After I receive my medal, I weave through the maze to get back to the front of the park and board the shuttle back to the hotel. Later, Salome and I return and spend the afternoon there. My registration fee included a free entry and her spectator ticket was $15 (down from $40). The Safari Park is a lot of fun. Especially for families – there was a bar and patio area around every corner!

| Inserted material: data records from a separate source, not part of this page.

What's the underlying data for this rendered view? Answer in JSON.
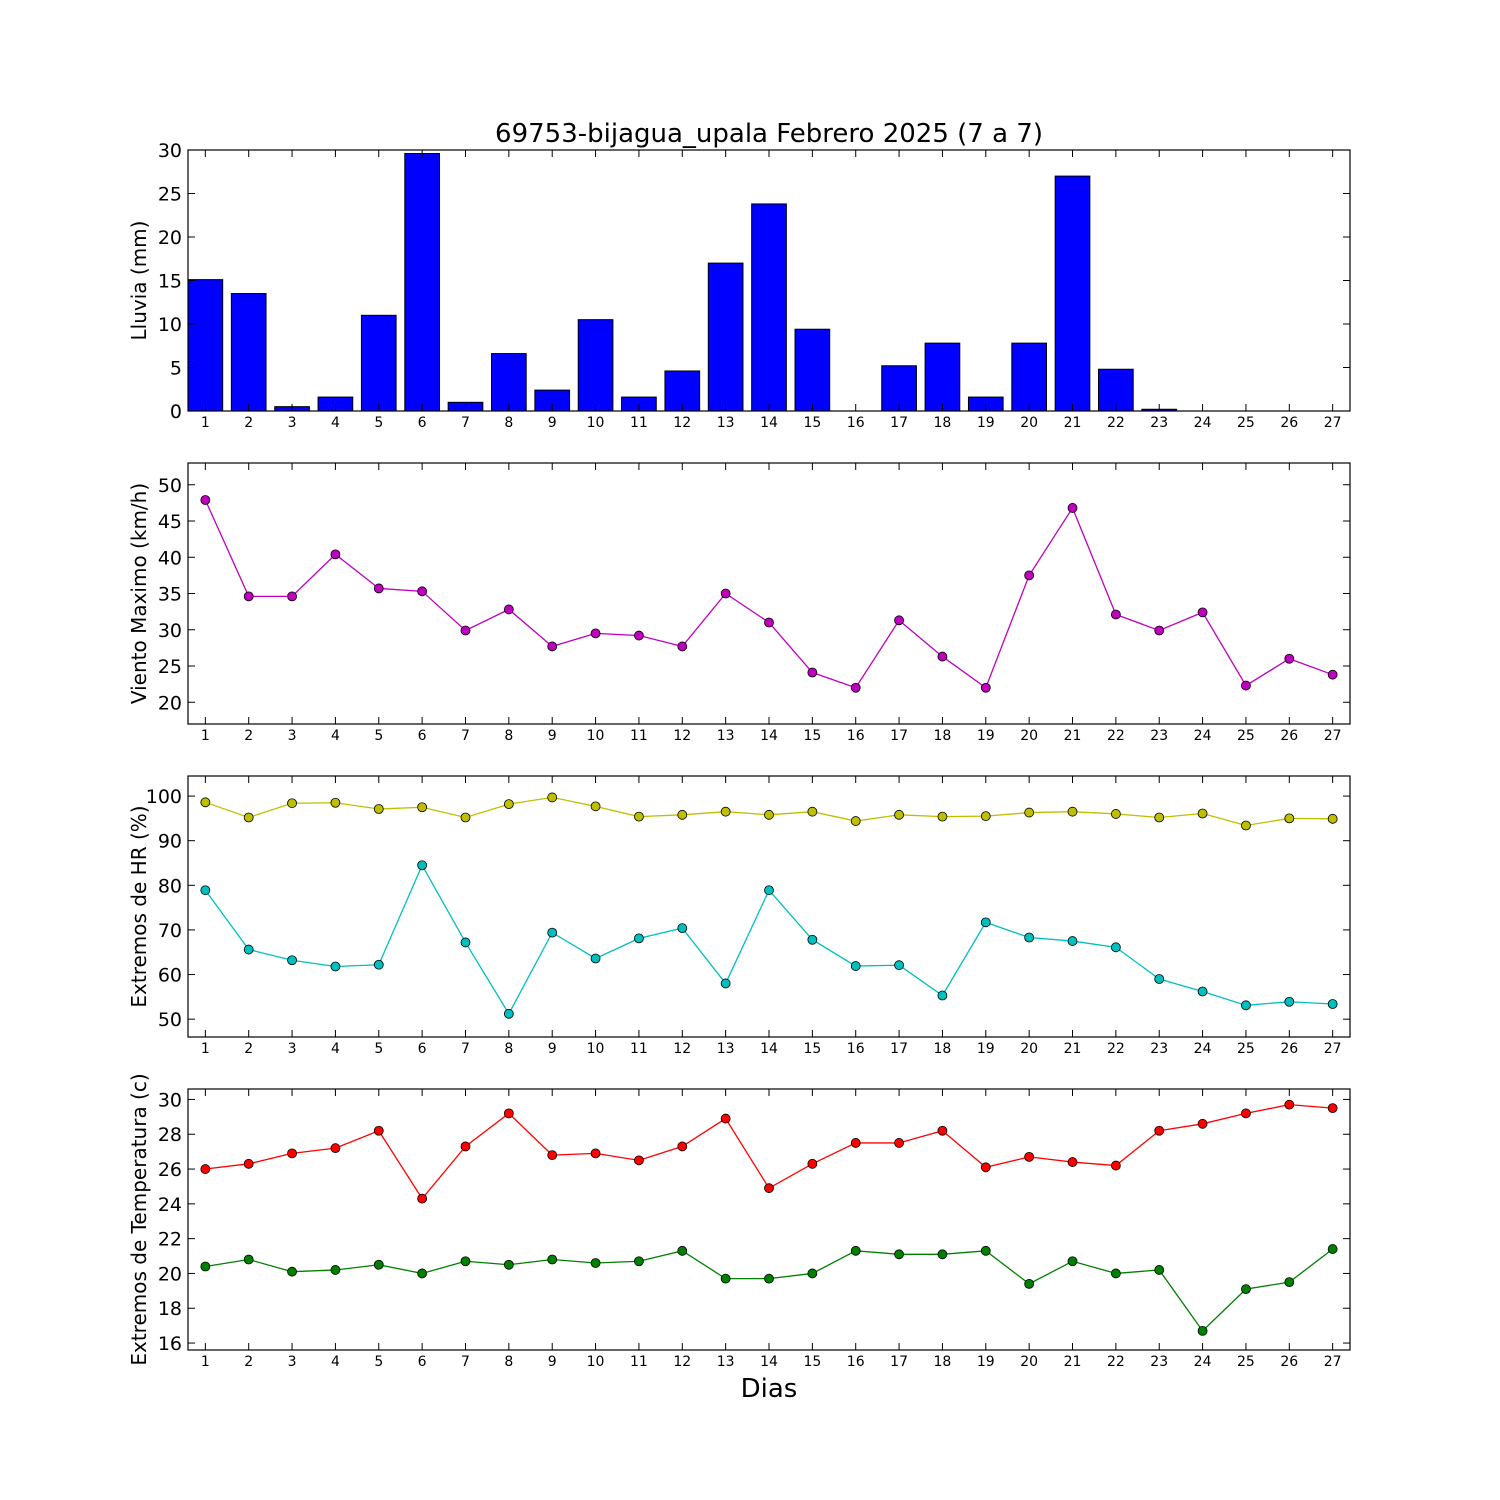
{
  "chart_data": [
    {
      "type": "bar",
      "title": "69753-bijagua_upala Febrero 2025  (7 a 7)",
      "ylabel": "Lluvia (mm)",
      "xlabel": "",
      "ylim": [
        0,
        30
      ],
      "yticks": [
        0,
        5,
        10,
        15,
        20,
        25,
        30
      ],
      "categories": [
        "1",
        "2",
        "3",
        "4",
        "5",
        "6",
        "7",
        "8",
        "9",
        "10",
        "11",
        "12",
        "13",
        "14",
        "15",
        "16",
        "17",
        "18",
        "19",
        "20",
        "21",
        "22",
        "23",
        "24",
        "25",
        "26",
        "27"
      ],
      "series": [
        {
          "color": "#0000ff",
          "values": [
            15.1,
            13.5,
            0.5,
            1.6,
            11.0,
            29.6,
            1.0,
            6.6,
            2.4,
            10.5,
            1.6,
            4.6,
            17.0,
            23.8,
            9.4,
            0.0,
            5.2,
            7.8,
            1.6,
            7.8,
            27.0,
            4.8,
            0.2,
            0.0,
            0.0,
            0.0,
            0.0
          ]
        }
      ],
      "grid": false
    },
    {
      "type": "line",
      "ylabel": "Viento Maximo (km/h)",
      "ylim": [
        17,
        53
      ],
      "yticks": [
        20,
        25,
        30,
        35,
        40,
        45,
        50
      ],
      "categories": [
        "1",
        "2",
        "3",
        "4",
        "5",
        "6",
        "7",
        "8",
        "9",
        "10",
        "11",
        "12",
        "13",
        "14",
        "15",
        "16",
        "17",
        "18",
        "19",
        "20",
        "21",
        "22",
        "23",
        "24",
        "25",
        "26",
        "27"
      ],
      "series": [
        {
          "color": "#bf00bf",
          "values": [
            47.9,
            34.6,
            34.6,
            40.4,
            35.7,
            35.3,
            29.9,
            32.8,
            27.7,
            29.5,
            29.2,
            27.7,
            35.0,
            31.0,
            24.1,
            22.0,
            31.3,
            26.3,
            22.0,
            37.5,
            46.8,
            32.1,
            29.9,
            32.4,
            22.3,
            26.0,
            23.8
          ]
        }
      ],
      "grid": false
    },
    {
      "type": "line",
      "ylabel": "Extremos de HR (%)",
      "ylim": [
        46,
        104.5
      ],
      "yticks": [
        50,
        60,
        70,
        80,
        90,
        100
      ],
      "categories": [
        "1",
        "2",
        "3",
        "4",
        "5",
        "6",
        "7",
        "8",
        "9",
        "10",
        "11",
        "12",
        "13",
        "14",
        "15",
        "16",
        "17",
        "18",
        "19",
        "20",
        "21",
        "22",
        "23",
        "24",
        "25",
        "26",
        "27"
      ],
      "series": [
        {
          "color": "#bfbf00",
          "values": [
            98.6,
            95.2,
            98.4,
            98.5,
            97.1,
            97.5,
            95.2,
            98.2,
            99.7,
            97.7,
            95.4,
            95.8,
            96.5,
            95.8,
            96.5,
            94.4,
            95.8,
            95.4,
            95.5,
            96.3,
            96.5,
            96.0,
            95.2,
            96.1,
            93.4,
            95.0,
            94.9
          ]
        },
        {
          "color": "#00bfbf",
          "values": [
            78.9,
            65.6,
            63.2,
            61.8,
            62.2,
            84.5,
            67.2,
            51.2,
            69.4,
            63.6,
            68.1,
            70.4,
            58.0,
            78.9,
            67.8,
            61.9,
            62.1,
            55.3,
            71.7,
            68.3,
            67.5,
            66.1,
            59.0,
            56.2,
            53.1,
            53.9,
            53.4
          ]
        }
      ],
      "grid": false
    },
    {
      "type": "line",
      "ylabel": "Extremos de Temperatura (c)",
      "xlabel": "Dias",
      "ylim": [
        15.6,
        30.6
      ],
      "yticks": [
        16,
        18,
        20,
        22,
        24,
        26,
        28,
        30
      ],
      "categories": [
        "1",
        "2",
        "3",
        "4",
        "5",
        "6",
        "7",
        "8",
        "9",
        "10",
        "11",
        "12",
        "13",
        "14",
        "15",
        "16",
        "17",
        "18",
        "19",
        "20",
        "21",
        "22",
        "23",
        "24",
        "25",
        "26",
        "27"
      ],
      "series": [
        {
          "color": "#ff0000",
          "values": [
            26.0,
            26.3,
            26.9,
            27.2,
            28.2,
            24.3,
            27.3,
            29.2,
            26.8,
            26.9,
            26.5,
            27.3,
            28.9,
            24.9,
            26.3,
            27.5,
            27.5,
            28.2,
            26.1,
            26.7,
            26.4,
            26.2,
            28.2,
            28.6,
            29.2,
            29.7,
            29.5
          ]
        },
        {
          "color": "#008000",
          "values": [
            20.4,
            20.8,
            20.1,
            20.2,
            20.5,
            20.0,
            20.7,
            20.5,
            20.8,
            20.6,
            20.7,
            21.3,
            19.7,
            19.7,
            20.0,
            21.3,
            21.1,
            21.1,
            21.3,
            19.4,
            20.7,
            20.0,
            20.2,
            16.7,
            19.1,
            19.5,
            21.4
          ]
        }
      ],
      "grid": false
    }
  ]
}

Now I am getting ready for LA – the Safari park was beautiful, but the LA Marathon route will be a whole other level. The scenery is largely predictable - a lot of roads and buildings, but I am looking forward to the people. This is one of those few moments where Angelenos come out en masse as advocates for each other – That alone will propel me through Downtown, along Sunset blvd, and Hollywood, past the Walk of Fame, down Wilshire and Santa Monica, through the VA, down San Vicente and to the ocean. I hope I see your face amongst the cheering crowd. I can’t wait.

Wednesday, March 9, 2011

Weeks before the marathon and the doubt begins…

I am sitting in my primary care physician's office one early evening as he looks over my chart on a hand held computer. My feet dangle over the paper covered examination bed. I have just shared my most recent health worry. On an otherwise relaxed stroll that afternoon, my heart pumps briefly a rapid succession of baseballs that thump on my chest wall. I am not unaccustomed to strange flutterings. I went through a small battery of tests last year when these first started – (was told one of my heart flaps is a little loose – but later found out this is pretty common). But what I felt today left me momentarily winded. I come for an immediate visit. That is why I see this doctor – He can always see me right away.

My doctor’s office is in what is known as the “Iranian building” on Ventura Boulevard in Encino. Iranian doctors, dentists, businesses, TV stations, and other occupants reside here like it is downtown Tehran. When I enter, the nice man behind the desk (I wish I knew his name) asks me how my mom is doing. He knows I haven't been here in a while since I’ve been seeing another doctor across town. I cover up my ethnic guilt with an excuse based on geographic accessibility.

My doctor reminds me that I came in last year around the same time with the same complaint. Is it because I'm excited about Nowrooz - the upcoming Iranian New Year? This now reminds me of another time when another Iranian doctor remarked to another complaint by inquiring whether I was in love.

No, it's not Nowrooz, I tell him now, and I wasn't in love then. But I am about to participate in the LA Marathon. This all sounds very familiar since last year he suggested not run in the marathon. He had also told me not to run much at all in fact. What is wrong with me? Days away from the marathon and here I am, again, thinking there is no way I can do this .

Long story short – I am hooked up with a 24 hour heart monitor. Like a robot with multicolor electric veins, some sneaking out, others taped securely to my chest peaking out from the top of my shirt, I eat, sleep and work in this manner. I return to the doctor next day, same time. I know I didn’t have any symptoms - there were no strange flutterings, no missed beats, no baseball thumping moments, no moments that took my breath away. I am disappointed.

The amicable ambiance at my doctor’s office at night is like a small Iranian cocktail party, but with thermometers, blood pressure machines, and disposable needles instead of a cold drink. I sit in the waiting room while I hear a patient talk and laugh about how the best medicine is a serving of good kabab.

Finally, after the 24 hour stream of information from my heart box has been digitized into an electronic file, the doctor goes through the pages and pages of results. Apart from a less than 1% high heart rate (what was I doing around midnight, he asks?), I am within normal limits. There are some areas where my heart beats a touch too soon – but there is nothing he sees that I should worry about. Great? Great!

I guess I can run the marathon after all.